Папа тоже был очень огорчен; его глаза были влажными, когда он потрепал по голове верой и правдой служившего ему Корсику; он хотел похоронить доброго (доброго? — озадачилась Гелла, какого угодно — но не доброго!) Корсику как подобает. Они с Геллой надели длинные брезентовые куртки, резиновые сапоги и, погрузив замотанного в плед пса на заднее сиденье машины, поехали за город, к лесу. Там папа выкопал яму, и клетчатый плед с видневшейся Корсиковой мордой опустился на дно. Они долго стояли у могилы и молчали, папа выглядел душераздирающе грустным, словно треснувшая скала, а потом он поднял свои темные глаза и посмотрел на Геллу так, что она испугалась — он видит меня насквозь! Чтобы скрыть бесчувствие за суетой, она ушла в лес и принесла оттуда белый камень, еле волоча его на сцепленных ладонях. Они поставили его там, где должна была быть голова пса, и нацарапали на нем ключами Геллы:

МЫ СМОТРЕЛИ, КАК УДАЛЯЮТСЯ ОТ НАС ЗАЛИТЫЕ СОЛНЦЕМ БЕРЕГА КОРСИКИ. ДО СВИДАНИЯ.

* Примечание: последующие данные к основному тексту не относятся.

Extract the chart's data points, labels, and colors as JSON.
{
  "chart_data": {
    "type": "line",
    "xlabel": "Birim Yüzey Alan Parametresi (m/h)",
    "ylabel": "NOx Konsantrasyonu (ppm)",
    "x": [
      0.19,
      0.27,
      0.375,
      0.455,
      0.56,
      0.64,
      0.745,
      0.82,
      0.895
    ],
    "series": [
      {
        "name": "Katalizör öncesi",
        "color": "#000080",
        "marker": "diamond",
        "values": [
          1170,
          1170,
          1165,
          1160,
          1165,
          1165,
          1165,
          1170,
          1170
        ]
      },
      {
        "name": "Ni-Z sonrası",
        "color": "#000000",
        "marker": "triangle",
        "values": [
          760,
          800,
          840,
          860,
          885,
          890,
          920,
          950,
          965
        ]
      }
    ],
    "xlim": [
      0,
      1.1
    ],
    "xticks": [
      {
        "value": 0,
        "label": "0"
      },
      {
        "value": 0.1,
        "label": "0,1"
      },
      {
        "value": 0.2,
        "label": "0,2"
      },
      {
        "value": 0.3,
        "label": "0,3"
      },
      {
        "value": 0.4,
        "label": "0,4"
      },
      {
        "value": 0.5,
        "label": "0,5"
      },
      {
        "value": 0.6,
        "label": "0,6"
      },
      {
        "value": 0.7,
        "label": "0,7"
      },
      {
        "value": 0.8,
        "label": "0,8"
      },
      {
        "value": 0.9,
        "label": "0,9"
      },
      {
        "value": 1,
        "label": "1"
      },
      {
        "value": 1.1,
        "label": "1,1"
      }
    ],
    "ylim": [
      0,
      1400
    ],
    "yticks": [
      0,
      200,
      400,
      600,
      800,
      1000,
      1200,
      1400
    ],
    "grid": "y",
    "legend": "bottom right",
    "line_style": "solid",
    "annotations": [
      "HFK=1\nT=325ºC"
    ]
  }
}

Потом они вернулись домой, где плачущая мама пила нескончаемый чай, уже остывший и поддернувшийся нефтяной пленкой. Халат её был усеян волосинками мертвого пса, она прятала опухшее лицо в ладонях. В этот момент Гелла обнаружила, что с момента смерти прошло всего полдня – тягостные, скорбные несколько часов, такие длинные, что Гелла успела забыть о том, что в будке когда-то кто-то жил.

3

Гелла никогда не боялась ничего на свете — страх был человечным чувством, неразрывно связанным с любовью; но сейчас она почувствовала что-то близкое к этому, слушая смятенные, как старая газета, шаги Хирурга. Она лежала, притворяясь что спит, и слышала, как по он призраком ходит по комнате, запуская в волосы руки, которыми писал в ежедневнике месяц назад:

ЧТО ЭТО МОЖЕТ БЫТЬ Я НЕ ЗНАЮ МОЖЕТ ЛИ ЭТО БЫТЬ ЧЕЛОВЕЧЕСКАЯ ДУША ИЗ ЧЕГО СДЕЛАН МАТЕРИАЛ КОРОБОЧКИ ЧТО ЕСЛИ ВСКРЫТЬ ЖИВОГО ЧЕЛОВЕКА НЕ ПРОИЗОШЕЛ БЫ ПАРАДОКС БУДУЧИ В ТОМ ЧТО ДУША ПОКИНЕТ ЖИВОГО ЧЕЛОВЕКА КОГО БЫ Я УВИДЕЛ ПОСЛЕ ОПЕРАЦИИ НА СТОЛЕ ТРУП ИЛИ ЖИВОГО ЧЕЛОВЕКА ИЛИ ЖЕ ИНОЕ СУЩЕСТВО КОТОРОЕ БЫ ОСТАЛОСЬ АБСОЛЮТНО НЕПРИКАЯННЫМ ЧТО ЕСЛИ КОРОБОЧКА ПУСТА ПОТОМУ ЧТО ОНИ БЫЛИ МЕРТВЫ НО ЧТО ЕСЛИ Я ВСКРОЮ ЖИВОГО ЧЕЛОВЕКА ЧТО Я НАЙДУ ВНУТРИ УМРЕТ ЛИ ОН КОГДА Я ДОБЕРУСЬ ДО КОРОБОЧКИ ИЛИ ЖЕ ПРОИЗОЙДЕТ ЧТО-ТО СТРАШНЕЕ ЧТО Я НЕ МОГУ ПРЕДСТАВИТЬ НО ЧТО ЕСЛИ ОСТАВИТЬ В КОРОБОЧКЕ ЧТО-ТО ЧТО МОЖЕТ БЫТЬ ВМЕСТО ЕЕ СОДЕРЖИМОГО ВЫЖИВЕТ ЛИ ЧЕЛОВЕК ЗНАЧИТ ЛИ ЭТО ЧТО СОЗНАНИЕ ЧЕЛОВЕКА МОЖНО ФОРМИРОВАТЬ ИСКУССТВЕННО СОДЕРЖАНИЕМ КОРОБОЧКИ МОЖНО ЛИ ПОЛОЖИТЬ ЧЕЛОВЕКУ ВНУТРЬ ВЕЩЬ И ОН БУДЕТ ДУМАТЬ О НЕЙ НО ЧТО ЕСЛИ ЛЮДИ БЕЗ ДУШИ НЕ ОТЛИЧАЮТСЯ ОТ НАС И ЧТО ЕСЛИ ОТЛИЧАЮТСЯ И ЧТО ЕСЛИ ГЕЛЛА ХОТЯ НЕТ ЧТОБЫ ОНА НЕ ГОВОРИ Я НИКОГДА НЕ ДОЛЖЕН ЕЕ БЕСЧУВСТВЕННОСТЬ НИЧЕГО НЕ ЗНАЧИТ ОНА НЕ ПОДСПОРЬЕ К ТОМУ ЧТОБЫ ВЫТАКСИВАТЬ ИЗ НЕЕ  ИЛИ ЗАКЛАДЫВАТЬ В НЕЕ ЕСЛИ ОНА ЕСТЬ Я ЛЮБЛЮ ЕЕ МОЯ ГЕЛЛА МОЯ ЛЮБОВЬ МОЯ ЛЮБОВЬ.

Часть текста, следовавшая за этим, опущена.